Referring to fig. 2, in one embodiment, a cepstrum 214 is computed from a frame using a hamming window 212 in the preprocessing network 210. For tonal recognition purposes, the cepstrum 214 is a good choice of input representation: it has a peak at an index corresponding to the tone of the speaker's voice and contains all the information present in the voice signal except the phase. In contrast, the F0 signature and the MFCC signature corrupt most of the information in the input signal. Alternatively, log mel-filter features (also known as filter bank Features (FBANK)) may be used instead of the cepstrum. Although the cepstrum is highly redundant, the trainable feature vector extractor may learn to retain only information relevant to tone recognition. As shown in fig. 2, the feature extractor 104 may use CNN 220. CNN 220 is adapted to extract tone information because tone patterns may transition over time and frequency. In one exemplary embodiment, the CNN 220 may perform a 3 × 3 convolution 222 on the cepstral map using a three-tier network and then perform a 2 × 2 max pooling 224 before applying the rectifying linear unit (ReLU) activation function 226. Other configurations of convolution (e.g., 2 x 3, 4x4, etc.), pooling (e.g., average pooling, L2-norm pooling, etc.), and activation layers (e.g., sigmoid, tanh, etc.) are also possible.

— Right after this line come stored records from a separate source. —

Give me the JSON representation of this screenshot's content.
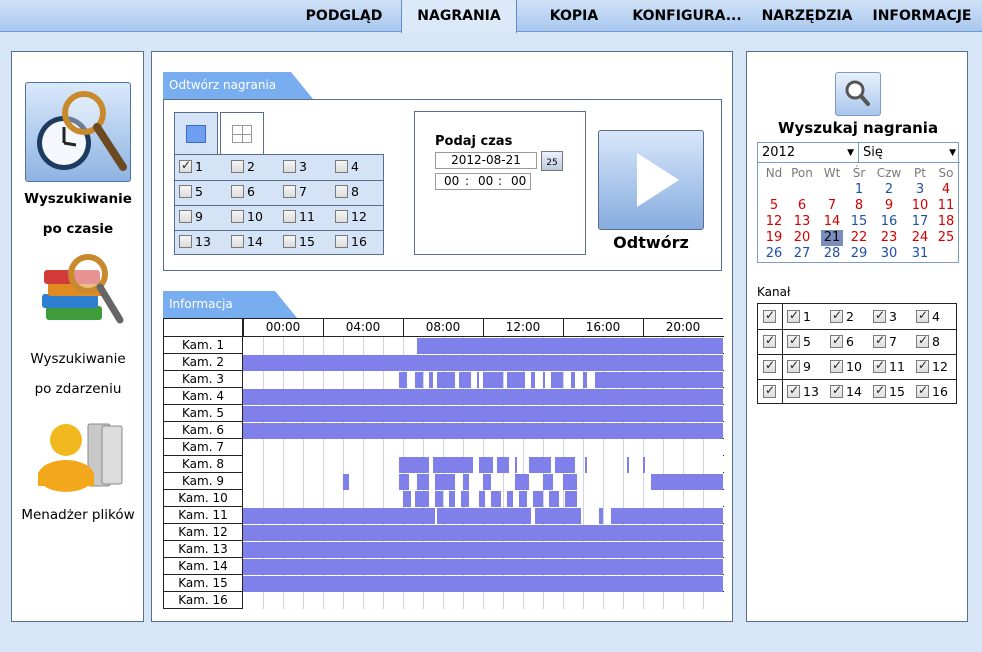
{
  "tabs": [
    {
      "label": "PODGLĄD",
      "active": false
    },
    {
      "label": "NAGRANIA",
      "active": true
    },
    {
      "label": "KOPIA",
      "active": false
    },
    {
      "label": "KONFIGURA...",
      "active": false
    },
    {
      "label": "NARZĘDZIA",
      "active": false
    },
    {
      "label": "INFORMACJE",
      "active": false
    }
  ],
  "left_menu": {
    "time_search": {
      "line1": "Wyszukiwanie",
      "line2": "po czasie",
      "icon": "clock-magnifier-icon"
    },
    "event_search": {
      "line1": "Wyszukiwanie",
      "line2": "po zdarzeniu",
      "icon": "books-magnifier-icon"
    },
    "file_manager": {
      "label": "Menadżer plików",
      "icon": "user-files-icon"
    }
  },
  "playback": {
    "section_title": "Odtwórz nagrania",
    "layout_icons": [
      "single-view-icon",
      "quad-view-icon"
    ],
    "channels": [
      {
        "n": "1",
        "checked": true
      },
      {
        "n": "2",
        "checked": false
      },
      {
        "n": "3",
        "checked": false
      },
      {
        "n": "4",
        "checked": false
      },
      {
        "n": "5",
        "checked": false
      },
      {
        "n": "6",
        "checked": false
      },
      {
        "n": "7",
        "checked": false
      },
      {
        "n": "8",
        "checked": false
      },
      {
        "n": "9",
        "checked": false
      },
      {
        "n": "10",
        "checked": false
      },
      {
        "n": "11",
        "checked": false
      },
      {
        "n": "12",
        "checked": false
      },
      {
        "n": "13",
        "checked": false
      },
      {
        "n": "14",
        "checked": false
      },
      {
        "n": "15",
        "checked": false
      },
      {
        "n": "16",
        "checked": false
      }
    ],
    "time_label": "Podaj czas",
    "date_value": "2012-08-21",
    "calendar_icon_text": "25",
    "hour": "00",
    "minute": "00",
    "second": "00",
    "sep": ":",
    "play_label": "Odtwórz"
  },
  "info": {
    "section_title": "Informacja",
    "hours": [
      "00:00",
      "04:00",
      "08:00",
      "12:00",
      "16:00",
      "20:00"
    ],
    "cameras": [
      {
        "name": "Kam. 1",
        "segments": [
          [
            8.7,
            24
          ]
        ]
      },
      {
        "name": "Kam. 2",
        "segments": [
          [
            0,
            24
          ]
        ]
      },
      {
        "name": "Kam. 3",
        "segments": [
          [
            7.8,
            8.2
          ],
          [
            8.6,
            9.0
          ],
          [
            9.3,
            9.5
          ],
          [
            9.7,
            10.6
          ],
          [
            10.8,
            11.4
          ],
          [
            11.7,
            11.8
          ],
          [
            12.0,
            13.0
          ],
          [
            13.2,
            14.1
          ],
          [
            14.4,
            14.6
          ],
          [
            15.0,
            15.1
          ],
          [
            15.4,
            16.0
          ],
          [
            16.4,
            16.6
          ],
          [
            17.0,
            17.2
          ],
          [
            17.6,
            24
          ]
        ]
      },
      {
        "name": "Kam. 4",
        "segments": [
          [
            0,
            24
          ]
        ]
      },
      {
        "name": "Kam. 5",
        "segments": [
          [
            0,
            24
          ]
        ]
      },
      {
        "name": "Kam. 6",
        "segments": [
          [
            0,
            24
          ]
        ]
      },
      {
        "name": "Kam. 7",
        "segments": []
      },
      {
        "name": "Kam. 8",
        "segments": [
          [
            7.8,
            9.3
          ],
          [
            9.5,
            11.5
          ],
          [
            11.8,
            12.5
          ],
          [
            12.7,
            13.3
          ],
          [
            13.6,
            13.7
          ],
          [
            14.3,
            15.4
          ],
          [
            15.6,
            16.6
          ],
          [
            17.1,
            17.2
          ],
          [
            19.2,
            19.3
          ],
          [
            20.0,
            20.1
          ]
        ]
      },
      {
        "name": "Kam. 9",
        "segments": [
          [
            5.0,
            5.3
          ],
          [
            7.8,
            8.3
          ],
          [
            8.7,
            9.3
          ],
          [
            9.6,
            10.6
          ],
          [
            11.0,
            11.3
          ],
          [
            12.0,
            12.4
          ],
          [
            13.6,
            14.3
          ],
          [
            15.0,
            15.5
          ],
          [
            16.0,
            16.7
          ],
          [
            20.4,
            24
          ]
        ]
      },
      {
        "name": "Kam. 10",
        "segments": [
          [
            8.0,
            8.4
          ],
          [
            8.6,
            9.3
          ],
          [
            9.6,
            10.0
          ],
          [
            10.3,
            10.6
          ],
          [
            10.9,
            11.3
          ],
          [
            11.8,
            12.1
          ],
          [
            12.4,
            12.9
          ],
          [
            13.2,
            13.5
          ],
          [
            13.8,
            14.2
          ],
          [
            14.5,
            15.0
          ],
          [
            15.3,
            15.8
          ],
          [
            16.1,
            16.7
          ]
        ]
      },
      {
        "name": "Kam. 11",
        "segments": [
          [
            0,
            9.6
          ],
          [
            9.7,
            14.4
          ],
          [
            14.6,
            16.9
          ],
          [
            17.8,
            18.0
          ],
          [
            18.4,
            24
          ]
        ]
      },
      {
        "name": "Kam. 12",
        "segments": [
          [
            0,
            24
          ]
        ]
      },
      {
        "name": "Kam. 13",
        "segments": [
          [
            0,
            24
          ]
        ]
      },
      {
        "name": "Kam. 14",
        "segments": [
          [
            0,
            24
          ]
        ]
      },
      {
        "name": "Kam. 15",
        "segments": [
          [
            0,
            24
          ]
        ]
      },
      {
        "name": "Kam. 16",
        "segments": []
      }
    ]
  },
  "search": {
    "icon": "search-magnifier-icon",
    "title": "Wyszukaj nagrania",
    "year": "2012",
    "month": "Się",
    "weekdays": [
      "Nd",
      "Pon",
      "Wt",
      "Śr",
      "Czw",
      "Pt",
      "So"
    ],
    "weeks": [
      [
        "",
        "",
        "",
        "1",
        "2",
        "3",
        "4"
      ],
      [
        "5",
        "6",
        "7",
        "8",
        "9",
        "10",
        "11"
      ],
      [
        "12",
        "13",
        "14",
        "15",
        "16",
        "17",
        "18"
      ],
      [
        "19",
        "20",
        "21",
        "22",
        "23",
        "24",
        "25"
      ],
      [
        "26",
        "27",
        "28",
        "29",
        "30",
        "31",
        ""
      ]
    ],
    "selected_day": "21",
    "channel_label": "Kanał",
    "channels": [
      "1",
      "2",
      "3",
      "4",
      "5",
      "6",
      "7",
      "8",
      "9",
      "10",
      "11",
      "12",
      "13",
      "14",
      "15",
      "16"
    ]
  },
  "colors": {
    "record_bar": "#8080ea",
    "accent": "#78aef0",
    "red_day": "#d40000",
    "blue_day": "#1f4fa8"
  }
}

The sequence-to-sequence network is typically a Recurrent Neural Network (RNN)230 that may have one or more unidirectional or bidirectional recurrent layers. Recurrent neural network 230 may also have more complex recurrent units, such as long-short term memory (LSTM) or Gated Recurrent Units (GRU), etc.

In one embodiment, the sequence-to-sequence network uses the CTC loss function 240 to learn to output the correct tone sequence. The output can be decoded from the logit produced by the net using a greedy search or a directed search.

Examples and experiments

An example of the method is shown in fig. 2. The experiment using this example was carried out in a paper "AIShell-1 as published by Hui Bu et al in 2017" Oriental COCOSDA 2017 ": open source mandarin speech corpus and speech recognition benchmark ", which is incorporated herein by reference. AISHELL-1 consists of 165 hours of clear speech recorded by 400 speakers from various parts of china, 47% of which are male and 53% female. The speech was recorded in a noise-free environment and quantized to 16 bits and resampled at 16000 hertz. The training set contained 120098 utterances (150 hours of speech) for 340 speakers, the development set contained 14326 utterances (10 hours) for 40 speakers, and the test set contained 7176 utterances (5 hours) for the remaining 20 speakers.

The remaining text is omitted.